There’s been much talk of this being his experimental album, yet surely that chance passed when the sessions with Amorphous Androgynous were aborted – although two of those songs are retained here. The point is, if you’re listening to a Noel Gallagher album, you’re not expecting the equivalent of Christopher Nolan in film terms; rather the familiar, British feel of Coronation Street.

The opener “Riverman” starts off like “Wonderwall”, a two chord motif with a Beatles reference of course, “There’s something in the way she moves me”, replete with a saxophone and the requisite big chorus. The first single “In The Heat Of The Moment” has a vocal refrain that sounds like the theme tune to The Banana Splits and features some undeniably banal lyrics like “The more that you want it, the more that you need it.” It’s incredibly catchy though. He’s always excelled at delivering an Everyman chorus and you can’t help but wonder, if this was the Oasis comeback song, with Liam singing, it could have been really special.

“The Dying Of The Light” is another mellow strumalong and contains the albums best line in “I tried my best to get there, but I can’t afford the bus fare”. “The Right Stuff” flirts outrageously with the bassline from The Beatles “Come Together”. The tempo suits his voice, more tremulous than Liam’s rasp and with the free form saxophone playing, and while it’s not a jazz odyssey, musically he’s at least stretching his wings.
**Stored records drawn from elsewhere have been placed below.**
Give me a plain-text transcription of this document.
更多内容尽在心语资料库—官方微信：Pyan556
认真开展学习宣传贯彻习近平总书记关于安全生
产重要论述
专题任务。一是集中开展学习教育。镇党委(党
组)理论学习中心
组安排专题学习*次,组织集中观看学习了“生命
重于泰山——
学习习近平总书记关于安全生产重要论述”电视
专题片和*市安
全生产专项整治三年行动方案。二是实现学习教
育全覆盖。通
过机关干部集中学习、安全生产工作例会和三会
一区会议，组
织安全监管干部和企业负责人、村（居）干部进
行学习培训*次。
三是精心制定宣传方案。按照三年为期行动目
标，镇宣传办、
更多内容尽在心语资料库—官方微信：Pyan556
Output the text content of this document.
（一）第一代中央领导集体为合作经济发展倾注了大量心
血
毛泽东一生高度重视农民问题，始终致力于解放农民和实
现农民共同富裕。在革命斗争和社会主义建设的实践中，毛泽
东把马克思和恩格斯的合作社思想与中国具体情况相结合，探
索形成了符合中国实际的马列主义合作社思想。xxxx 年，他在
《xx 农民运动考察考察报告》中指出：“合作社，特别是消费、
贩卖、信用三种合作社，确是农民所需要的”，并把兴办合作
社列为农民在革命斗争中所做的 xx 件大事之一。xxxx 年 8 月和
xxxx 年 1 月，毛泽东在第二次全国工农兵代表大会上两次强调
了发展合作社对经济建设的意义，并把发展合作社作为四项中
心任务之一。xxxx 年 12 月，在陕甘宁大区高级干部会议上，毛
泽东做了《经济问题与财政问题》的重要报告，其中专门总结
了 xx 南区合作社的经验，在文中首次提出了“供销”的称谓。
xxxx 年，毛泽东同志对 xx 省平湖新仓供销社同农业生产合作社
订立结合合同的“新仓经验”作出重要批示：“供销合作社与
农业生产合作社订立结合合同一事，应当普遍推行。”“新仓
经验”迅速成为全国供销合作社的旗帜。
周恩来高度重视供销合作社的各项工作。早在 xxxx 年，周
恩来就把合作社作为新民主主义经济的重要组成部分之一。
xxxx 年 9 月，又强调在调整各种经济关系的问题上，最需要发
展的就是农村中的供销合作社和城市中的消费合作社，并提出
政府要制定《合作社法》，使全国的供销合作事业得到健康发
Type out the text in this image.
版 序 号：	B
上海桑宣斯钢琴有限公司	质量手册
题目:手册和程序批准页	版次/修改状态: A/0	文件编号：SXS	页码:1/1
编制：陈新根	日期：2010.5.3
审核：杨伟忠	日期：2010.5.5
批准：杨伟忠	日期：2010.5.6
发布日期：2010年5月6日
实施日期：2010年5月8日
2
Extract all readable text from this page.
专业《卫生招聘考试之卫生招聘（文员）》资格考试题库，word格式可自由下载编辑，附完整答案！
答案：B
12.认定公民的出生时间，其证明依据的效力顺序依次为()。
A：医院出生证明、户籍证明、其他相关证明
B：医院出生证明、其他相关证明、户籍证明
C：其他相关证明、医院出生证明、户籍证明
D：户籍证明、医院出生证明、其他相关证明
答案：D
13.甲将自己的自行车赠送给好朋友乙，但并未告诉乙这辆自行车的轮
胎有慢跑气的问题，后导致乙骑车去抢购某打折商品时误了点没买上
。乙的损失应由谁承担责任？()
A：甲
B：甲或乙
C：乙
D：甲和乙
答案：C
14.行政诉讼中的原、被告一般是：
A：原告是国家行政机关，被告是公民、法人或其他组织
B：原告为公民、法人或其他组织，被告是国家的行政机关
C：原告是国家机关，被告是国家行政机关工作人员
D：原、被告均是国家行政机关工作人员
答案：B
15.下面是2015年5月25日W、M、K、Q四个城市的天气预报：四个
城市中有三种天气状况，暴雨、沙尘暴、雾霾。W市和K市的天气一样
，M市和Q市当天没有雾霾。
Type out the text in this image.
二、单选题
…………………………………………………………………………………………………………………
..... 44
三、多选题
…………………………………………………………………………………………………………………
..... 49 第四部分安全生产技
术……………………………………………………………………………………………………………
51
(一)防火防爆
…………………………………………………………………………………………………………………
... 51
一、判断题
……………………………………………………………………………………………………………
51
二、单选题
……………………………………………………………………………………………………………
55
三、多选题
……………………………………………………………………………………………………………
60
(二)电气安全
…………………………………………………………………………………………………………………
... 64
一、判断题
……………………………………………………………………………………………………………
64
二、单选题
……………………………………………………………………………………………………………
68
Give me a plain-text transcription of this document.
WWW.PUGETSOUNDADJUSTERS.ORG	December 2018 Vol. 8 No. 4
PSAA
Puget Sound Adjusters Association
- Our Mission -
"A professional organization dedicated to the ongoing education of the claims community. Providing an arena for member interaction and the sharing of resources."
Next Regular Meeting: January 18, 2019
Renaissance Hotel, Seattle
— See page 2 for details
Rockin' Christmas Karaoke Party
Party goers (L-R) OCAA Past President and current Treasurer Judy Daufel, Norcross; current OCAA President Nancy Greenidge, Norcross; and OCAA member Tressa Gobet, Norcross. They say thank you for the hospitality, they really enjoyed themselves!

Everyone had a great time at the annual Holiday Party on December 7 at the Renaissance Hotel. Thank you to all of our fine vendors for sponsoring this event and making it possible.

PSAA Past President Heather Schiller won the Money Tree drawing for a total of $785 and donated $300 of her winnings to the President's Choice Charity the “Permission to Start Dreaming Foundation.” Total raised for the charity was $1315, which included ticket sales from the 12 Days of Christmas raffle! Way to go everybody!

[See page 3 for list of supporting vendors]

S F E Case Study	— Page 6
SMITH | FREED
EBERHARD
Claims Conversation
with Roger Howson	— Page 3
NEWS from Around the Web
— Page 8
“You Know We Can't Go Back” is a cheeky reference to the ‘Will they, won’t they?’ Oasis reunion. It starts like “Rock N Roll Star”, yet instead of an opening line of “I live my life in the city” we get “There was a time where I found I lost my way”, but it’s a touching acceptance of things breaking down and moving on. “Ballad Of The Mighty I” is the most interesting thing here by a country mile, with its Chic-like bassline and an appearance from Johnny Marr, it’s a step away from big ballads into panic attack territory and all the better for it.

There are a few duffers though. The long lost Oasis song, “Lock All The Doors” - apparently 25 years in the writing - should have stayed, well, lost. A poor man’s version of Definitely Maybe’s “Bring It On Down”, it screeches and snarls but doesn’t quite get out of second gear. Ironically Beady Eye recreated that moment in time infinitely better with their lost gem “Four Letter Word.” “The Mexican”, from the Amorphous Androgynous sessions, is a straight down the line T-Rex boogie reminiscent of Primal Screams “Rocks”. It’s certainly feel-good, but you’re itching for a “Higher Than The Sun”, or in Noel’s case the light touch of a “Live Forever” instead.

Chasing Yesterday doesn’t break new ground for its author, despite adding saxophones and a healthy dose of funk, but when he plays to his strengths he continues to be a masterful tunesmith, if not a genius lyricist. It’s summed up with the song title “While The Song Remains The Same" - the mantra is “If it ain’t broke, don’t fix it.” With Chasing Yesterday it certainly ain’t broke; it may not be as wacky as he imagined it, but it does its job rather well.